— Посмотрите! — закричала навстречу бегущим взволнованная Стефания.
От берега безбоязненно уходило рыбье стадо, а на зыбкой поверхности шевелил плавниками и ловил ртом воздух крупный раненый таймень. Легкое течение медленно относило его от берега. Величественные просторы озера и смешливая физиономия Самохи остудили гнев Пастикова. Широко открытыми глазами следил он за зеленым уходящим валом и кричал:
— Ну, шевелись, пакостник! Да если в другой раз начудишь, чертово помело, вздую!
— Не стращай рыбу горшком!
Самоха уже подплыл к берегу и, выкинув рыбу, заплясал тонкими посиневшими ногами по мелкой гальке.
— Так не надо, — хмуро сказал степенный Джебалдок.
— Что не надо? — переспросила Стефания.
— Рыбу добывать в Ширане.
— А почему?
— Умирать будешь, — подтвердил Чекулак.
— Вот враки! Ты не слушай своих шаманов, — успокаивала она. — Посмотри, как вкусно мы ее зажарим.
К собравшимся бежал Семен Петрович и группа камасинцев. Улусские остановились около убитой рыбы и скорбно рассматривали ее.
— Худо будет, — сказал Парабилка.
— Худо будет, — поддержали другие.
— Хорошо будет, — возражал им Додышев.
Он возбужденно и горячо, как тогда, стал убеждать своих одноплеменников.
На припухшем желтоватом лице землемера засохли капли пота, а всегда тщательно причесанные жидкие волосы смотрели из-под форменной фуражки взмокшей шерстью. Это забавляло Самоху.
— Мне полагается рабочий для переноски треноги, — официально заявил Семен Петрович, почувствовав себя в роли мишени для насмешек.
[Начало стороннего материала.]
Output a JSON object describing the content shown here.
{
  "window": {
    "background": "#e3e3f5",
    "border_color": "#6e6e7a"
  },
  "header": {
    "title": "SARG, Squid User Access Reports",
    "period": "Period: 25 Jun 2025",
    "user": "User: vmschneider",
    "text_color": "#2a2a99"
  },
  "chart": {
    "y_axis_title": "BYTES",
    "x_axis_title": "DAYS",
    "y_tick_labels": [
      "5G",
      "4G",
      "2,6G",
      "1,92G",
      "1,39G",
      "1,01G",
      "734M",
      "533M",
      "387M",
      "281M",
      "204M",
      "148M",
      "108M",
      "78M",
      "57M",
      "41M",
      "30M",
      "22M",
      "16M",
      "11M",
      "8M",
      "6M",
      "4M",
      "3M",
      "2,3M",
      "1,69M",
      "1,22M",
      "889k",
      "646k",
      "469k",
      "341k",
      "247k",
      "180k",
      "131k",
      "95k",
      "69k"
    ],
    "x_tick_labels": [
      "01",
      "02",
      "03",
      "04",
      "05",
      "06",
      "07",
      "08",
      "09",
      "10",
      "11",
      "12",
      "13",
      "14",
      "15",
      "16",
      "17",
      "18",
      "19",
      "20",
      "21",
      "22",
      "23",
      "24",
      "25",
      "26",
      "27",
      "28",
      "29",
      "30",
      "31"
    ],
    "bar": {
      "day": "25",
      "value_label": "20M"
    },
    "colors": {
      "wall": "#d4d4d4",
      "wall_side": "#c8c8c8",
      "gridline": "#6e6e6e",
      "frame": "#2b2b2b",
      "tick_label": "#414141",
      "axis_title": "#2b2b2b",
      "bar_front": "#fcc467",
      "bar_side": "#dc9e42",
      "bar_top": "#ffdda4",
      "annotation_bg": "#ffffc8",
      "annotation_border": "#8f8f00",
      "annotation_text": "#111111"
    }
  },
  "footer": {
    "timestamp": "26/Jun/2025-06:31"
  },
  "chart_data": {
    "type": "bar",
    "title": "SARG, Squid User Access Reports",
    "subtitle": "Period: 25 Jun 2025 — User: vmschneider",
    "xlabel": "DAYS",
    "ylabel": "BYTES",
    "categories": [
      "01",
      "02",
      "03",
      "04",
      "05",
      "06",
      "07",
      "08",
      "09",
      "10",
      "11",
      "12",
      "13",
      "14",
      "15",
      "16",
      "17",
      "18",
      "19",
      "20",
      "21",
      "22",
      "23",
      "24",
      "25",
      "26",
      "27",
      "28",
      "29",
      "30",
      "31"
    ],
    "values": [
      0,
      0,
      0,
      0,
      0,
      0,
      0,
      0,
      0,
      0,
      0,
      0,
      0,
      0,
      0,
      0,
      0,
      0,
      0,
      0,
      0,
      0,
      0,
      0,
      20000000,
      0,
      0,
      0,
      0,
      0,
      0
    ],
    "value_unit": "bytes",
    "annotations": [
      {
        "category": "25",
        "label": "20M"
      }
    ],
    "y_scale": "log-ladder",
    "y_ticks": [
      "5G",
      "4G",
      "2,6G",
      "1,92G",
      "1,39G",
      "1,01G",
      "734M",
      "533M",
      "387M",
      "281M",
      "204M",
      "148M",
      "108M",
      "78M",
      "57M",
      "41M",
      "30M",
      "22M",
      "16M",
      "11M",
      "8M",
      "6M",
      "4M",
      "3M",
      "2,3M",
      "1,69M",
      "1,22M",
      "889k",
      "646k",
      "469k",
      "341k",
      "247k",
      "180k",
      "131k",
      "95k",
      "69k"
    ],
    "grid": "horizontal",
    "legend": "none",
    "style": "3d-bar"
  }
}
— Раз полагается — дадим. — Пастиков отвернулся и, глядя на Стефанию, поморщился.
Пастиков задержал ямщиков и вечером вместе со Стефанией и молодыми камасинцами направился в улус. Джебалдок и Чекулак путались в длинных полах новых тужурок и непривычно стучали тяжелыми сапогами, взятыми про запас Севруновым. В новом облачении они походили на подростков, нарядившихся в одежду взрослых. Сзади Самоха вез на лошади два мешка сухарей и сумки с прочей провизией. Медленно катилось за вершину Епифановского белогорья отгулявшее по небу солнце. От потемневшей реки тянуло туманом.
— А ведь ловко стрелять в нас с того берега, — указала Стефания на зубастые зеленогривые скалы.
— Как рябчиков перехлопают, — подтвердил Пастиков.
Додышев загородил им дорогу раскинутыми руками, и его верткие глаза вспыхнули, ресницы трепетали, как крылья стрекозы.
— Здесь банда бродит! — выпалил он.
Пастиков остановился.
— Банда? Кто тебе сказал?
— Вот ребята знают… Алжибай возит запасы под белогорье, у них девка какая-то храбрая есть.
— Утка, наверное, — заметила Стефания. — Почему же ты молчал?
Она столкнула с обрыва камень, он глухо шлепнулся в волны.
— Пожалуй, верно… Глазков здесь укрылся, — в раздумье сказал Пастиков.
Камасинцы встретили гостей на первом холме. Молодежь теснилась, робея, но в ее среду сейчас же влились Чекулак и Додышев. И пока шагали до юрты старшины, студент успел, кажется, рассказать всю историю возникновения советской власти и о вреде родового правления.
Алжибай косым взглядом выдавал свое неудовольствие приходом завоевателей на Шайтан-поле, а шаманка и Аёзя издали звуки, похожие на рычание росомахи. Пастиков догадался, что здесь, около богатой юрты камасинского старшины, заседал только что родовой совет.
— Здорово, соседи! — сказал он, присаживаясь к дымившему костру.
— Садись, — буркнул Алжибай, глянув на Чекулака и Додышева.
Шаманка сердито выколотила трубку, заерзала на подостланном травяннике, и камасинцы сдвинулись, чтобы уступить место пришедшим. Налетевший ветер раздул костер. Вялые комары поднялись до вершины подсоченной сосны, что придерживала один бок юрты.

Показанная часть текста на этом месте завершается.